Evrenin enerjisinin en başından maddeye dönüşen bu maddeye, moleküler bulut olarak da adlandırılan nebula denir. Orijinal moleküler bulut çok saf, ben ona bakir bulut diyorum. Bu tür bir bulut yalnızca hidrojen ve helyum ve çok az miktarda lityum içerir.
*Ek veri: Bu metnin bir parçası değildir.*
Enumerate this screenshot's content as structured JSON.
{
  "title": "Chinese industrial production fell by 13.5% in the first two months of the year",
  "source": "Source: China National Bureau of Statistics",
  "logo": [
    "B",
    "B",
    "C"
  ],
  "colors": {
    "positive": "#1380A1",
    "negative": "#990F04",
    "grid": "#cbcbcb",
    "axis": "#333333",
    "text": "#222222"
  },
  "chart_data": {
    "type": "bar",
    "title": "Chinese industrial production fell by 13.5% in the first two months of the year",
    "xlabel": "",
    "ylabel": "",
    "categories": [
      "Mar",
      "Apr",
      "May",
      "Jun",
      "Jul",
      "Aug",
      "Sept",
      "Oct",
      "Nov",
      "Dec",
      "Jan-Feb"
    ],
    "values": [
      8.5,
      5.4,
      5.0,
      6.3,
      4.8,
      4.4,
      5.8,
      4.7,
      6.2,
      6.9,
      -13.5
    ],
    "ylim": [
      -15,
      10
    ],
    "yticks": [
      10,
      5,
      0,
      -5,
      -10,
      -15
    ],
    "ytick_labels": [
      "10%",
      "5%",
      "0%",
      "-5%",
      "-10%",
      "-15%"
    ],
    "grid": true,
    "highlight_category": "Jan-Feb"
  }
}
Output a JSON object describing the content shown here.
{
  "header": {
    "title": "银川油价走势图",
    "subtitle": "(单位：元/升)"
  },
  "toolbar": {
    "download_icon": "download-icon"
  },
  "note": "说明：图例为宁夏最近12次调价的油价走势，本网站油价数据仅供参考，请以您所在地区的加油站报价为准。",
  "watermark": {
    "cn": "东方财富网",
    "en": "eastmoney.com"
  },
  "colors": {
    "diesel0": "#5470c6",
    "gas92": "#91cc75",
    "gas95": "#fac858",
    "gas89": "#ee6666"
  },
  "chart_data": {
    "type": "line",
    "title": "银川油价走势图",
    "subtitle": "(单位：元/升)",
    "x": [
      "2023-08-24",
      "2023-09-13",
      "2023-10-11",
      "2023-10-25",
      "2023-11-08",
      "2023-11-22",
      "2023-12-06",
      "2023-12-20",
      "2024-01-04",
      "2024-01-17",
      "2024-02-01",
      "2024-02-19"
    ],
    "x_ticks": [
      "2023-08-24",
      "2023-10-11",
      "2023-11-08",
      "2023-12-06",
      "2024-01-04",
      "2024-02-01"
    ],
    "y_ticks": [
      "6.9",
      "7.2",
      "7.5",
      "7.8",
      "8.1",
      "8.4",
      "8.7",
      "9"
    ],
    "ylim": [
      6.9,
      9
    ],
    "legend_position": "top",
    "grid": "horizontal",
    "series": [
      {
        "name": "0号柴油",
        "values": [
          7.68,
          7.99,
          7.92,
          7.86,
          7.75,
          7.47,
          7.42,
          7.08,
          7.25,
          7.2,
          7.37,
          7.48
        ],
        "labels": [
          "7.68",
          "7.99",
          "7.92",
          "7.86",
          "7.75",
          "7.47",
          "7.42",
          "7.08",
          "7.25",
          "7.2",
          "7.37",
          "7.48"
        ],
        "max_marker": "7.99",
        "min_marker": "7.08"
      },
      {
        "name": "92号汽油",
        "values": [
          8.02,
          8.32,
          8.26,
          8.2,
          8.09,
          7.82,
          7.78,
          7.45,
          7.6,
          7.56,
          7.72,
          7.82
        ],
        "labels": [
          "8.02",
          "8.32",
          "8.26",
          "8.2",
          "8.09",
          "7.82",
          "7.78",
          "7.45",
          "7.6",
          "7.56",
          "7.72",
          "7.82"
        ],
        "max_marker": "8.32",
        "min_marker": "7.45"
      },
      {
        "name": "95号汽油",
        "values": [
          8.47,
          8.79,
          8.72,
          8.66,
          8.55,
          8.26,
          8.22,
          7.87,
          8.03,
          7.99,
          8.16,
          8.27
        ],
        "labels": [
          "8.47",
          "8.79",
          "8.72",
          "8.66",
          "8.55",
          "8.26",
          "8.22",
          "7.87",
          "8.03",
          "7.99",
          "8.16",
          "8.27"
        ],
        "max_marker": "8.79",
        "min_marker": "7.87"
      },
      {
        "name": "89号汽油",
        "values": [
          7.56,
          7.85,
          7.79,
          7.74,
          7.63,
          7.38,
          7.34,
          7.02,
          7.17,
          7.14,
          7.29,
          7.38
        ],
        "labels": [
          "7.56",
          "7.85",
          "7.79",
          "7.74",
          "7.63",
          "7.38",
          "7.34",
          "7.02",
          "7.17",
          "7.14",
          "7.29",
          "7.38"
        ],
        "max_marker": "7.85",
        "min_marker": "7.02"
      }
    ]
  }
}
Bu elementler evrende eşit bir şekilde dağılmaya başladı, çok ince ve yerçekimi etkisi altında yavaş yavaş bir araya gelerek devasa bulutsu kümelerinden oluşan bir yığın oluşturdu, yıldızları ve galaksileri doğuran bu bulutsu kümeleridir.
Yıldızlar nasıl doğar, zaman-uzay iletişimi geçmişte birçok kez açıklandı, bu yüzden onları burada tekrar etmeyeceğim. Kısacası, bulutsunun daralması ve çökmesi, merkezi basınç ve sıcaklıkta keskin bir artışa neden olur ve nükleer füzyon ateşlendiğinde yıldızlar oluşur.
Modern gözlemler bunu tam olarak doğruladı Hubble bulutsunun içinde oluşan birçok yıldızı gözlemledi ve fotoğrafladı.
Bir yıldız kümesi 10.000 ila 100.000 yıldız oluşturabilir. Bu yıldız kümeleri yerçekimi etkisi altında birbirine yaklaşır ve hatta çarpışır ve yeniden birleşir ve yavaş yavaş daha büyük bir küme halinde bir arada kalır ve bir galaksi haline gelir.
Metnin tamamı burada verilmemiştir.